И после небольшой паузы добавил: «У меня хватает разных болячек — это естественно в моем возрасте. И после каждой картины они выползают. После фильма «Андерсен. Жизнь без любви» только я приготовился, что сейчас они набросятся на меня, как — бац — ринулся в «Карнавальную ночь — 2». И болячки отстали по дороге. Выход один: все время быть в работе и не давать болезням выползать на поверхность».
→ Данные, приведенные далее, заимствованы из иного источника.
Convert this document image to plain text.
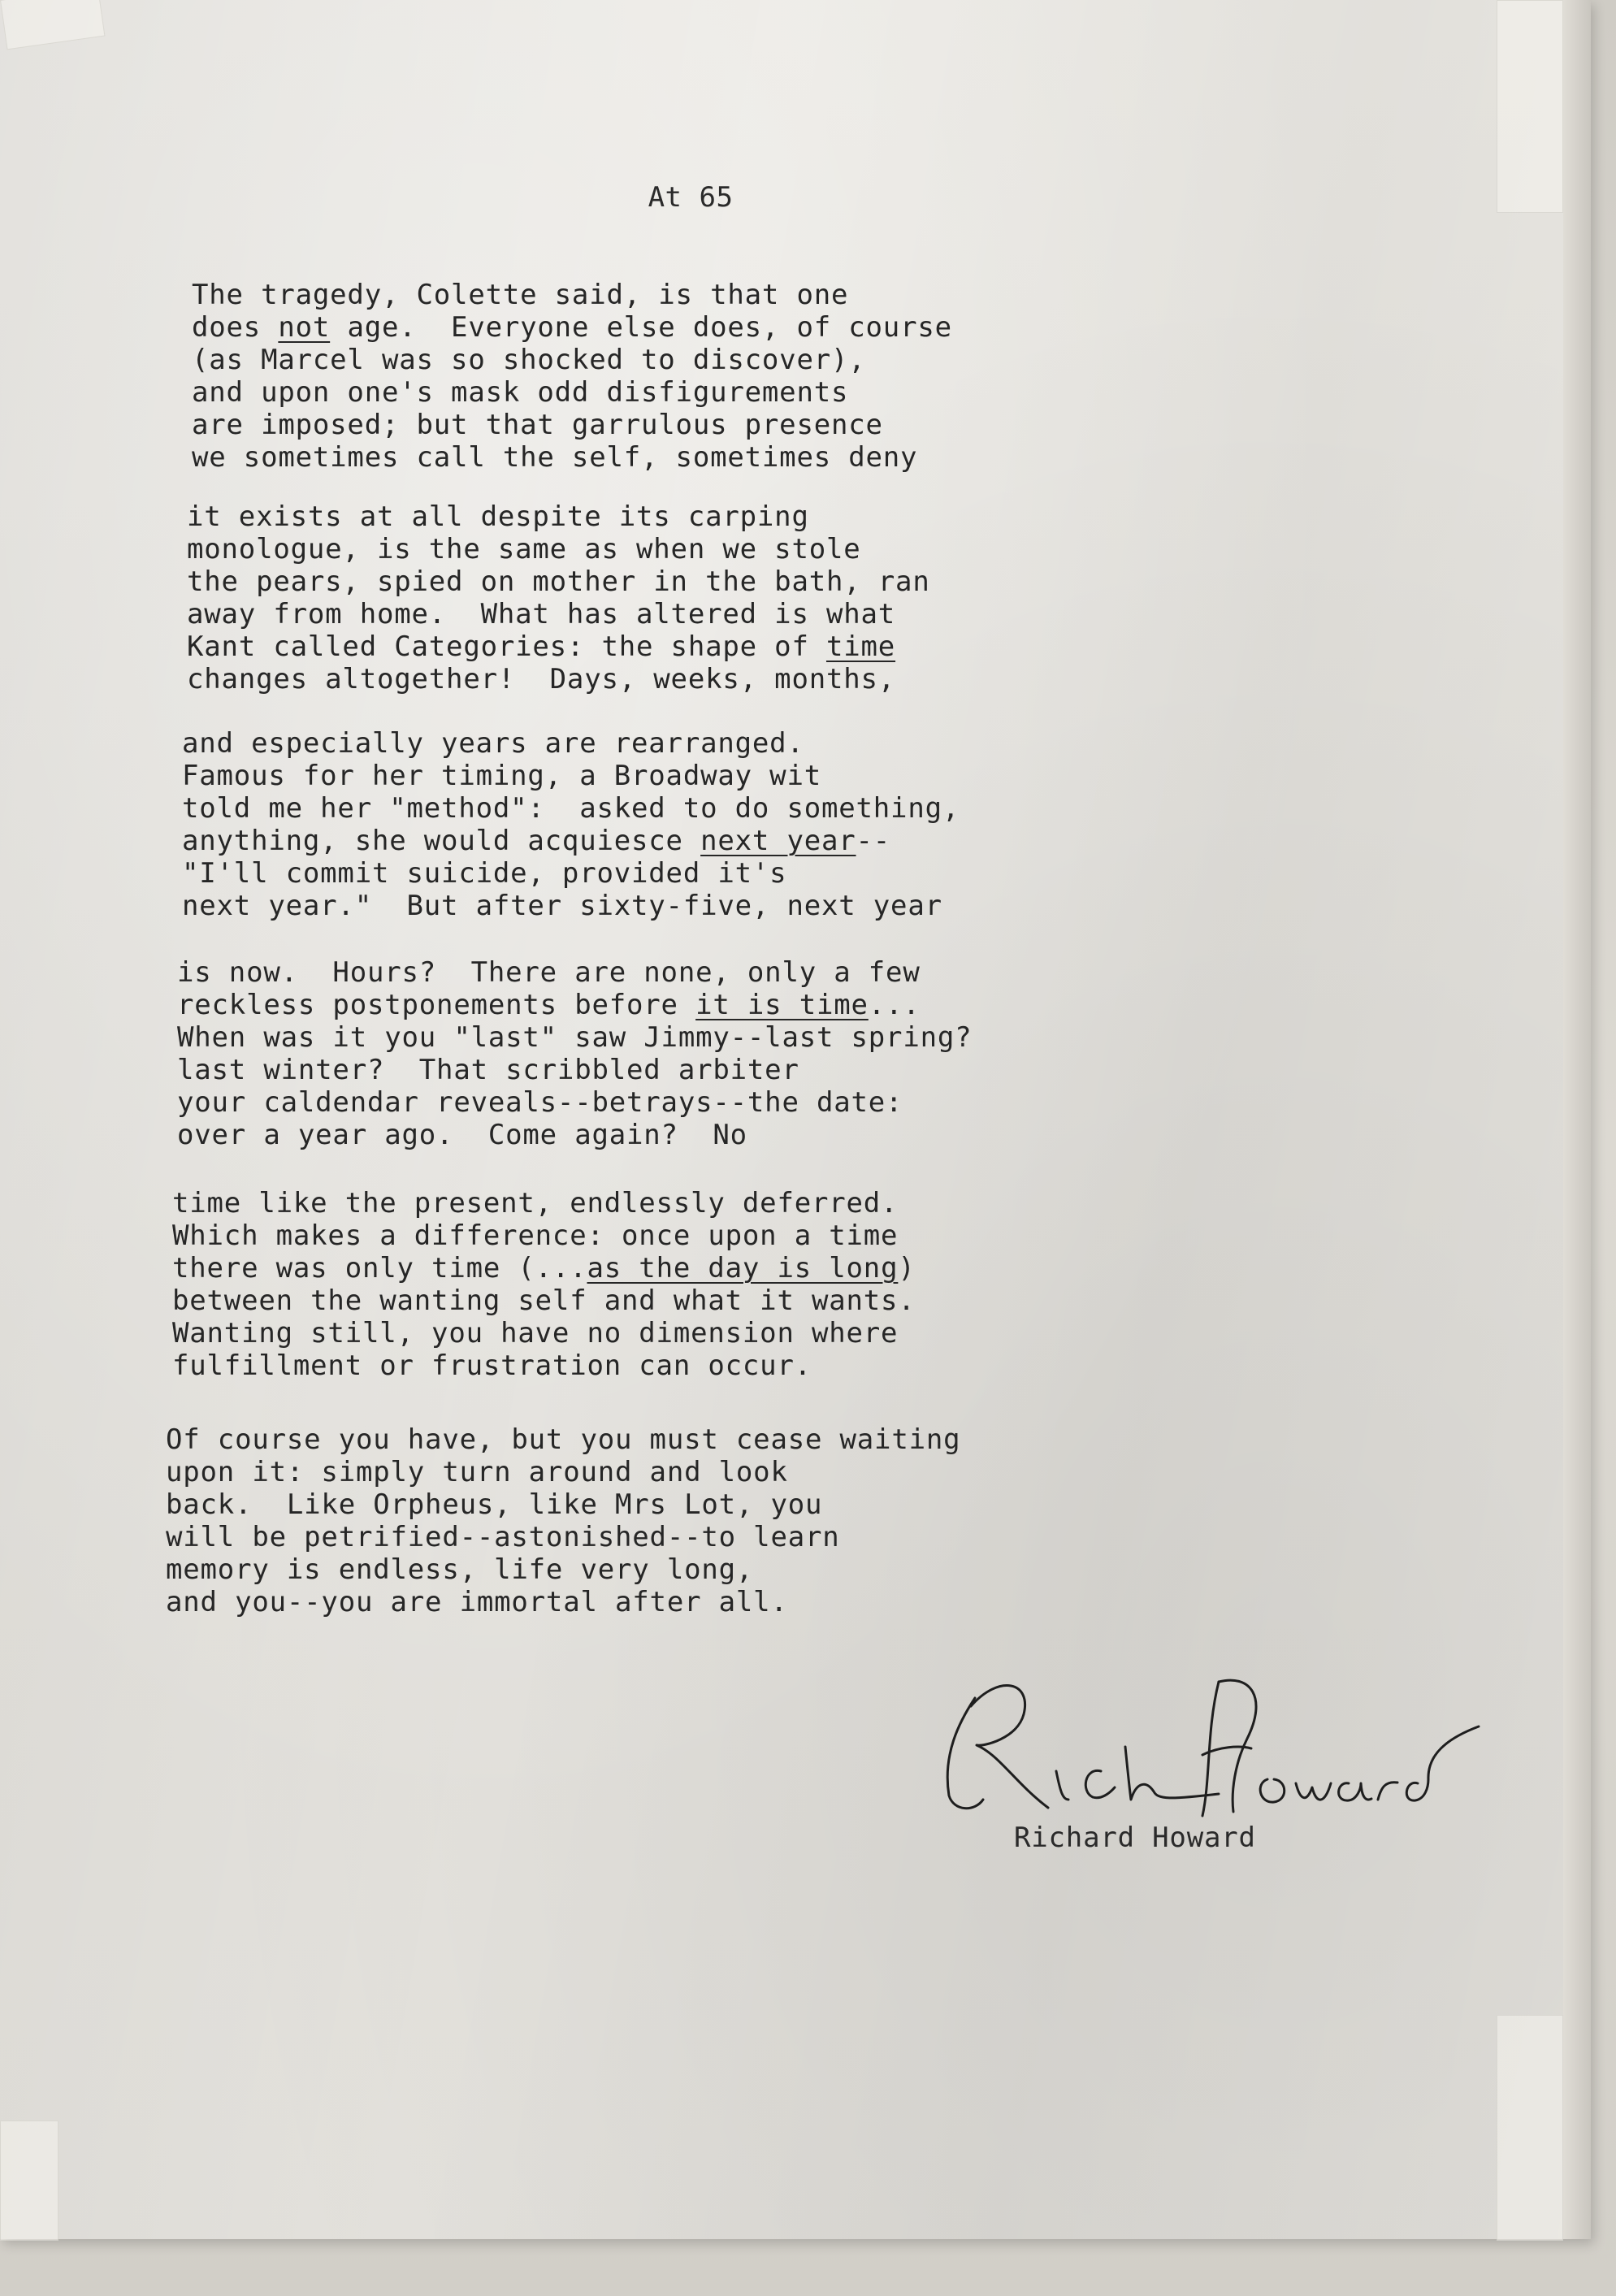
At 65
The tragedy, Colette said, is that one
does not age.  Everyone else does, of course
(as Marcel was so shocked to discover),
and upon one's mask odd disfigurements
are imposed; but that garrulous presence
we sometimes call the self, sometimes deny
it exists at all despite its carping
monologue, is the same as when we stole
the pears, spied on mother in the bath, ran
away from home.  What has altered is what
Kant called Categories: the shape of time
changes altogether!  Days, weeks, months,
and especially years are rearranged.
Famous for her timing, a Broadway wit
told me her "method":  asked to do something,
anything, she would acquiesce next year--
"I'll commit suicide, provided it's
next year."  But after sixty-five, next year
is now.  Hours?  There are none, only a few
reckless postponements before it is time...
When was it you "last" saw Jimmy--last spring?
last winter?  That scribbled arbiter
your caldendar reveals--betrays--the date:
over a year ago.  Come again?  No
time like the present, endlessly deferred.
Which makes a difference: once upon a time
there was only time (...as the day is long)
between the wanting self and what it wants.
Wanting still, you have no dimension where
fulfillment or frustration can occur.
Of course you have, but you must cease waiting
upon it: simply turn around and look
back.  Like Orpheus, like Mrs Lot, you
will be petrified--astonished--to learn
memory is endless, life very long,
and you--you are immortal after all.
Richard Howard
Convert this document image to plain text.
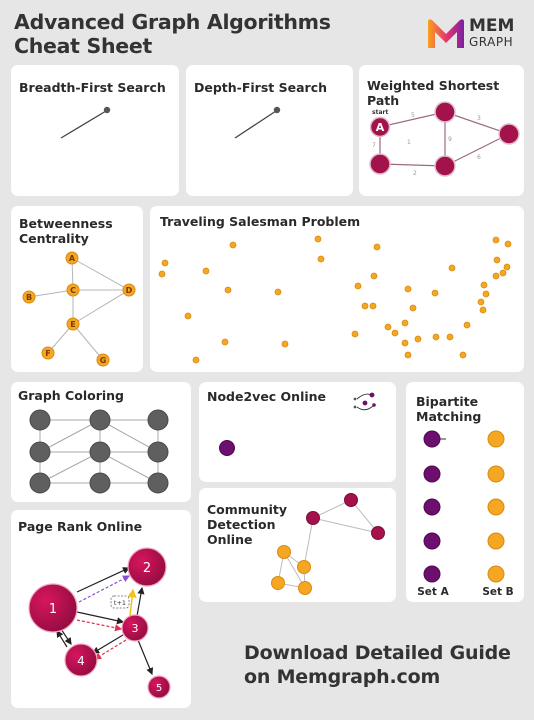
Advanced Graph Algorithms
Cheat Sheet
MEM
GRAPH
Breadth-First Search Depth-First Search	Weighted Shortest Path
5
7	1	9
3
6
2
start
A
Betweenness
Centrality
A
B
C	D
E
F
G
Traveling Salesman Problem
Graph Coloring	Node2vec Online	Bipartite
Matching
Set A	Set B
Community
Detection
Online
Page Rank Online
t+1
1
2
3
4
5
Download Detailed Guide
on Memgraph.com
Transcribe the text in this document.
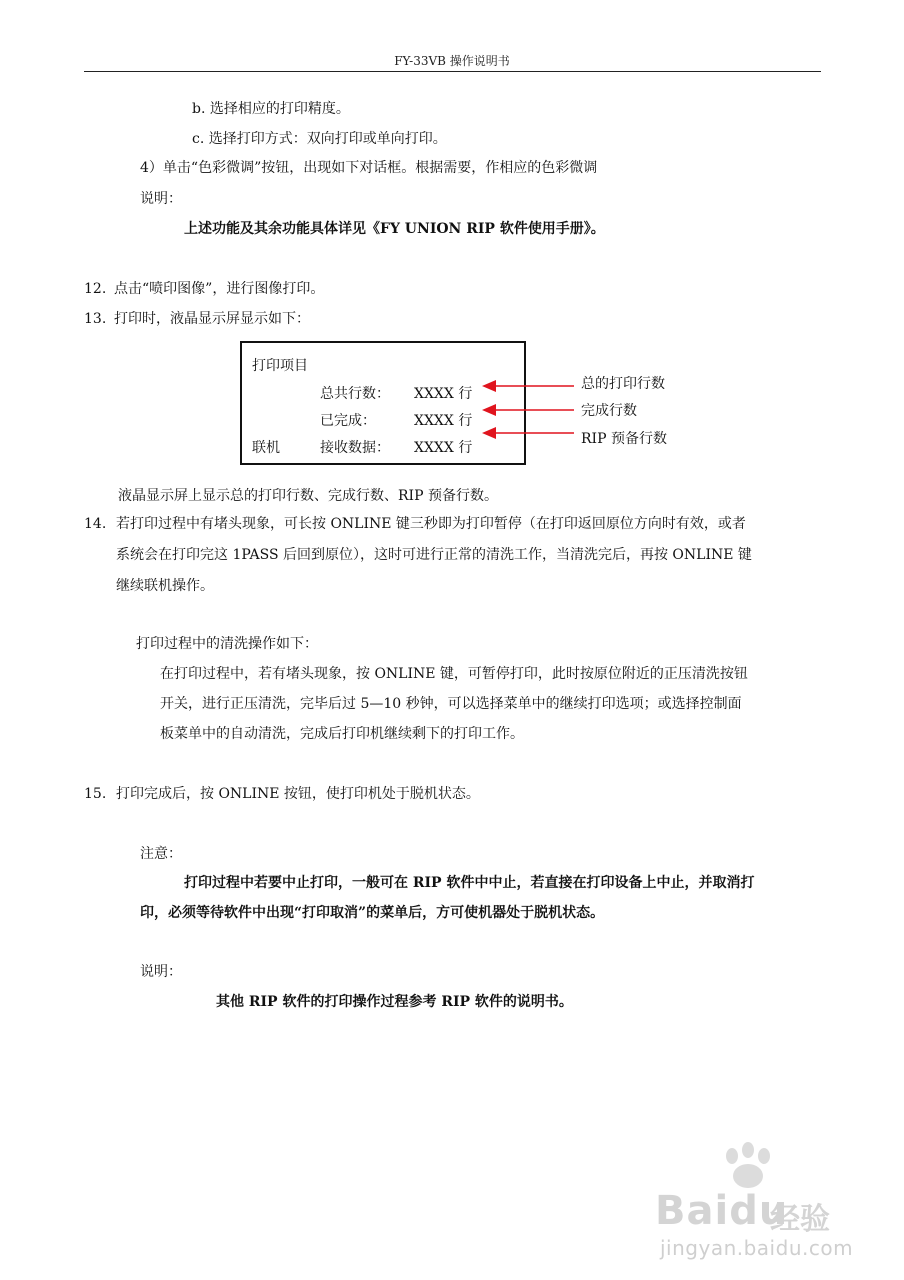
FY-33VB 操作说明书
b. 选择相应的打印精度。
c. 选择打印方式：双向打印或单向打印。
4）单击“色彩微调”按钮，出现如下对话框。根据需要，作相应的色彩微调
说明：
上述功能及其余功能具体详见《FY UNION RIP 软件使用手册》。
12. 点击“喷印图像”，进行图像打印。
13. 打印时，液晶显示屏显示如下：
打印项目
总共行数： XXXX 行
已完成：	XXXX 行
联机	接收数据： XXXX 行
总的打印行数
完成行数
RIP 预备行数
液晶显示屏上显示总的打印行数、完成行数、RIP 预备行数。
14. 若打印过程中有堵头现象，可长按 ONLINE 键三秒即为打印暂停（在打印返回原位方向时有效，或者
系统会在打印完这 1PASS 后回到原位），这时可进行正常的清洗工作，当清洗完后，再按 ONLINE 键
继续联机操作。
打印过程中的清洗操作如下：
在打印过程中，若有堵头现象，按 ONLINE 键，可暂停打印，此时按原位附近的正压清洗按钮
开关，进行正压清洗，完毕后过 5—10 秒钟，可以选择菜单中的继续打印选项；或选择控制面
板菜单中的自动清洗，完成后打印机继续剩下的打印工作。
15. 打印完成后，按 ONLINE 按钮，使打印机处于脱机状态。
注意：
打印过程中若要中止打印，一般可在 RIP 软件中中止，若直接在打印设备上中止，并取消打
印，必须等待软件中出现“打印取消”的菜单后，方可使机器处于脱机状态。
说明：
其他 RIP 软件的打印操作过程参考 RIP 软件的说明书。
Baidu
经验
jingyan.baidu.com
В последние годы жизни он был по-прежнему полон творческих замыслов, у него на столе лежал готовый сценарий. «Если какой-нибудь Рашид-аль-Гарун предложит несколько миллионов долларов на постановку, — пошутил Эльдар Александрович в разговоре со мной, — я не пошлю его вон. Я подумаю над его предложением». Но Рашид-аль-Гарун не сыскался, а ему самому ходить по кабинетам с протянутой рукой было не с руки...
Не стало работы — навалились, как он и предвидел, болезни. Рязанов не сдавался старости без боя. Пока позволяло здоровье, делал ежедневно часовую зарядку. Обливался холодной водой. Вместе с женой Эммой проводил творческие вечера в киноклубе «Эльдар». Но годы брали свое: он терял зрение, слух, обострились проблемы со спиной, стало барахлить сердце...
Никогда не забуду, как для своих друзей он показывал последнюю свою работу — документальный фильм «Музыка жизни». На экране простая мизансцена: Эльдар Александрович сидит на дачной террасе и читает стихи. Искренние, исповедальные стихи, которые он писал на протяжении всей своей жизни. В мою память навсегда врезалось одно из стихотворений, давшее название фильму:
Что жизнь? Музыкальная пьеса...
Соната ли, фуга иль месса...
И дальше он сравнивал разные этапы своей длинной жизни то с хрустальными отзвуками челесты, то с барабанной дробью военных маршей, то с победным звоном литавр. Ошеломительным был для меня финал этих стихов:
Проносится музыка скоро
Под взмахи судьбы-дирижера...
Слабеют со временем уши,
Напевы доносятся глуше,
Оркестры играют все тише...
Жаль, реквием я не услы...
Эльдар Александрович не дожил до своего нынешнего юбилея два года. Масштаб его личности нам еще предстоит осознать — для этого нужно время. Но уже сегодня ясно, что мы потеряли доброго сказочника, великого утешителя, мудрого философа, яростного сатирика. Без новых фильмов которого нам так трудно будет жить в смертельно ожесточившемся мире.